Several consumer-focused firms make the screen: Best Buy (BBY), Kroger (KR), Tyson Foods (TSN), Lowe’s (LOW), and Target (TGT). Cheaper-than-average valuations abound among retailers, and the backdrop is certainly looking up for the group. All five of those companies are expected to deliver at least 45% more free cash flow in 2021 than in 2019, which could be returned to shareholders.

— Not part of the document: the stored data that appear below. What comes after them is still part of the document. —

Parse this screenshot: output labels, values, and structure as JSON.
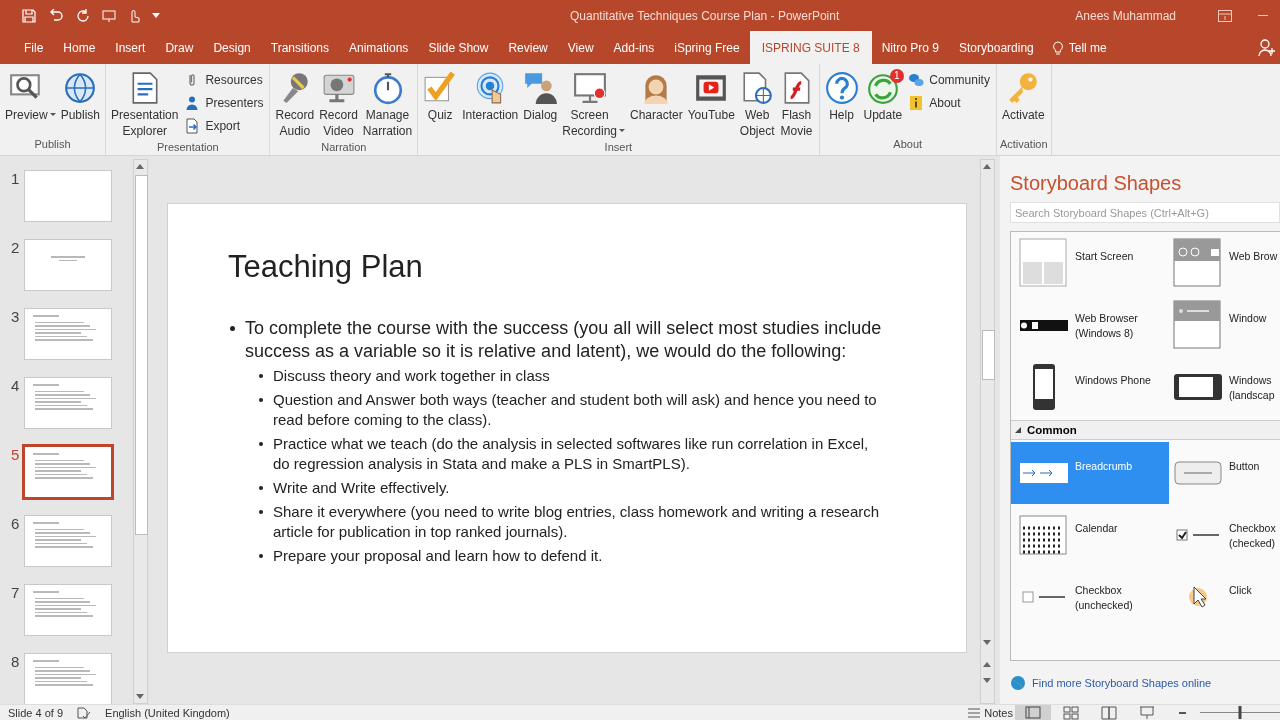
{
  "window": {
    "title": "Quantitative Techniques Course Plan - PowerPoint",
    "user": "Anees Muhammad"
  },
  "tabs": [
    {
      "label": "File",
      "selected": false
    },
    {
      "label": "Home",
      "selected": false
    },
    {
      "label": "Insert",
      "selected": false
    },
    {
      "label": "Draw",
      "selected": false
    },
    {
      "label": "Design",
      "selected": false
    },
    {
      "label": "Transitions",
      "selected": false
    },
    {
      "label": "Animations",
      "selected": false
    },
    {
      "label": "Slide Show",
      "selected": false
    },
    {
      "label": "Review",
      "selected": false
    },
    {
      "label": "View",
      "selected": false
    },
    {
      "label": "Add-ins",
      "selected": false
    },
    {
      "label": "iSpring Free",
      "selected": false
    },
    {
      "label": "ISPRING SUITE 8",
      "selected": true
    },
    {
      "label": "Nitro Pro 9",
      "selected": false
    },
    {
      "label": "Storyboarding",
      "selected": false
    }
  ],
  "tell_me": "Tell me",
  "ribbon_groups": [
    {
      "label": "Publish",
      "columns": [
        {
          "kind": "large",
          "buttons": [
            {
              "label": "Preview",
              "kind": "preview",
              "dropdown": true
            }
          ]
        },
        {
          "kind": "large",
          "buttons": [
            {
              "label": "Publish",
              "kind": "publish"
            }
          ]
        }
      ]
    },
    {
      "label": "Presentation",
      "columns": [
        {
          "kind": "large",
          "buttons": [
            {
              "label": "Presentation Explorer",
              "kind": "explorer"
            }
          ]
        },
        {
          "kind": "stack",
          "buttons": [
            {
              "label": "Resources",
              "kind": "resources"
            },
            {
              "label": "Presenters",
              "kind": "presenters"
            },
            {
              "label": "Export",
              "kind": "export"
            }
          ]
        }
      ]
    },
    {
      "label": "Narration",
      "columns": [
        {
          "kind": "large",
          "buttons": [
            {
              "label": "Record Audio",
              "kind": "mic"
            }
          ]
        },
        {
          "kind": "large",
          "buttons": [
            {
              "label": "Record Video",
              "kind": "camera"
            }
          ]
        },
        {
          "kind": "large",
          "buttons": [
            {
              "label": "Manage Narration",
              "kind": "stopwatch"
            }
          ]
        }
      ]
    },
    {
      "label": "Insert",
      "columns": [
        {
          "kind": "large",
          "buttons": [
            {
              "label": "Quiz",
              "kind": "quiz"
            }
          ]
        },
        {
          "kind": "large",
          "buttons": [
            {
              "label": "Interaction",
              "kind": "interaction"
            }
          ]
        },
        {
          "kind": "large",
          "buttons": [
            {
              "label": "Dialog",
              "kind": "dialog"
            }
          ]
        },
        {
          "kind": "large",
          "buttons": [
            {
              "label": "Screen Recording",
              "kind": "screen",
              "dropdown": true
            }
          ]
        },
        {
          "kind": "large",
          "buttons": [
            {
              "label": "Character",
              "kind": "character"
            }
          ]
        },
        {
          "kind": "large",
          "buttons": [
            {
              "label": "YouTube",
              "kind": "youtube"
            }
          ]
        },
        {
          "kind": "large",
          "buttons": [
            {
              "label": "Web Object",
              "kind": "webobject"
            }
          ]
        },
        {
          "kind": "large",
          "buttons": [
            {
              "label": "Flash Movie",
              "kind": "flash"
            }
          ]
        }
      ]
    },
    {
      "label": "About",
      "columns": [
        {
          "kind": "large",
          "buttons": [
            {
              "label": "Help",
              "kind": "help"
            }
          ]
        },
        {
          "kind": "large",
          "buttons": [
            {
              "label": "Update",
              "kind": "update",
              "badge": "1"
            }
          ]
        },
        {
          "kind": "stack",
          "buttons": [
            {
              "label": "Community",
              "kind": "community"
            },
            {
              "label": "About",
              "kind": "about"
            }
          ]
        }
      ]
    },
    {
      "label": "Activation",
      "columns": [
        {
          "kind": "large",
          "buttons": [
            {
              "label": "Activate",
              "kind": "key"
            }
          ]
        }
      ]
    }
  ],
  "thumbnails": [
    {
      "number": "1",
      "kind": "blank",
      "selected": false
    },
    {
      "number": "2",
      "kind": "title",
      "selected": false
    },
    {
      "number": "3",
      "kind": "text",
      "selected": false
    },
    {
      "number": "4",
      "kind": "text",
      "selected": false
    },
    {
      "number": "5",
      "kind": "text",
      "selected": true
    },
    {
      "number": "6",
      "kind": "text",
      "selected": false
    },
    {
      "number": "7",
      "kind": "text",
      "selected": false
    },
    {
      "number": "8",
      "kind": "text",
      "selected": false
    }
  ],
  "slide": {
    "title": "Teaching Plan",
    "bullets": [
      {
        "text": "To complete the course with the success (you all will select most studies include success as a variable so it is relative and latent), we would do the following:",
        "children": [
          {
            "text": "Discuss theory and work together in class"
          },
          {
            "text": "Question and Answer both ways (teacher and student both will ask) and hence you need to read before coming to the class)."
          },
          {
            "text": "Practice what we teach (do the analysis in selected softwares like run correlation in Excel, do regression analysis in Stata and make a PLS in SmartPLS)."
          },
          {
            "text": "Write and Write effectively."
          },
          {
            "text": "Share it everywhere (you need to write blog entries, class homework and writing a research article for publication in top ranked journals)."
          },
          {
            "text": "Prepare your proposal and learn how to defend it."
          }
        ]
      }
    ]
  },
  "storyboard": {
    "title": "Storyboard Shapes",
    "search_placeholder": "Search Storyboard Shapes (Ctrl+Alt+G)",
    "sections": [
      {
        "items": [
          {
            "label": "Start Screen",
            "kind": "start",
            "selected": false
          },
          {
            "label": "Web Brow",
            "kind": "browser",
            "selected": false
          },
          {
            "label": "Web Browser (Windows 8)",
            "kind": "browser8",
            "selected": false
          },
          {
            "label": "Window",
            "kind": "window",
            "selected": false
          },
          {
            "label": "Windows Phone",
            "kind": "phone",
            "selected": false
          },
          {
            "label": "Windows (landscap",
            "kind": "tablet",
            "selected": false
          }
        ]
      },
      {
        "title": "Common",
        "expanded": true,
        "items": [
          {
            "label": "Breadcrumb",
            "kind": "breadcrumb",
            "selected": true
          },
          {
            "label": "Button",
            "kind": "button",
            "selected": false
          },
          {
            "label": "Calendar",
            "kind": "calendar",
            "selected": false
          },
          {
            "label": "Checkbox (checked)",
            "kind": "checked",
            "selected": false
          },
          {
            "label": "Checkbox (unchecked)",
            "kind": "unchecked",
            "selected": false
          },
          {
            "label": "Click",
            "kind": "click",
            "selected": false
          }
        ]
      }
    ],
    "link": "Find more Storyboard Shapes online"
  },
  "status_bar": {
    "slide": "Slide 4 of 9",
    "language": "English (United Kingdom)",
    "notes": "Notes",
    "zoom_slider": {
      "level": 0.5
    }
  }
}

Tyson Foods has the highest dividend yield of the consumer-focused group, at 5.2%, while Best Buy has the cheapest valuation, with a free cash flow yield of 18.5%. Lowe’s has been the most aggressive in its shareholder returns: It bought back more than $3 billion of its stock in 2019 and has a dividend payout that amounts to 65.6% of its free cash flow.

A handful of health-care names are on the list. Cigna (CI), with its 4-cent annual dividend payment, is hardly an attractive yield play. And free cash flow is expected to be just a sliver higher in 2021 than in 2019. But the insurer has a history of buying back plenty of stock.

Bristol Myers Squibb (BMY) and Quest Diagnostics (DGX) each trade for around a 8.5% free cash flow yield, and have dividend yields above the S&P 500 average. Quest’s free cash flow generation is expected to be more than 50% higher in 2021 than in 2019, while Bristol Myers Squibb’s could more than double. The drugmaker has been the more vigorous repurchaser of its shares, spending more than $6 billion in 2019.

Rounding out the screen are electric utility NRG Energy (NRG), home builder Lennar (LEN), money-transfer service Western Union (WU), and government IT contractor Leidos Holdings (LDOS).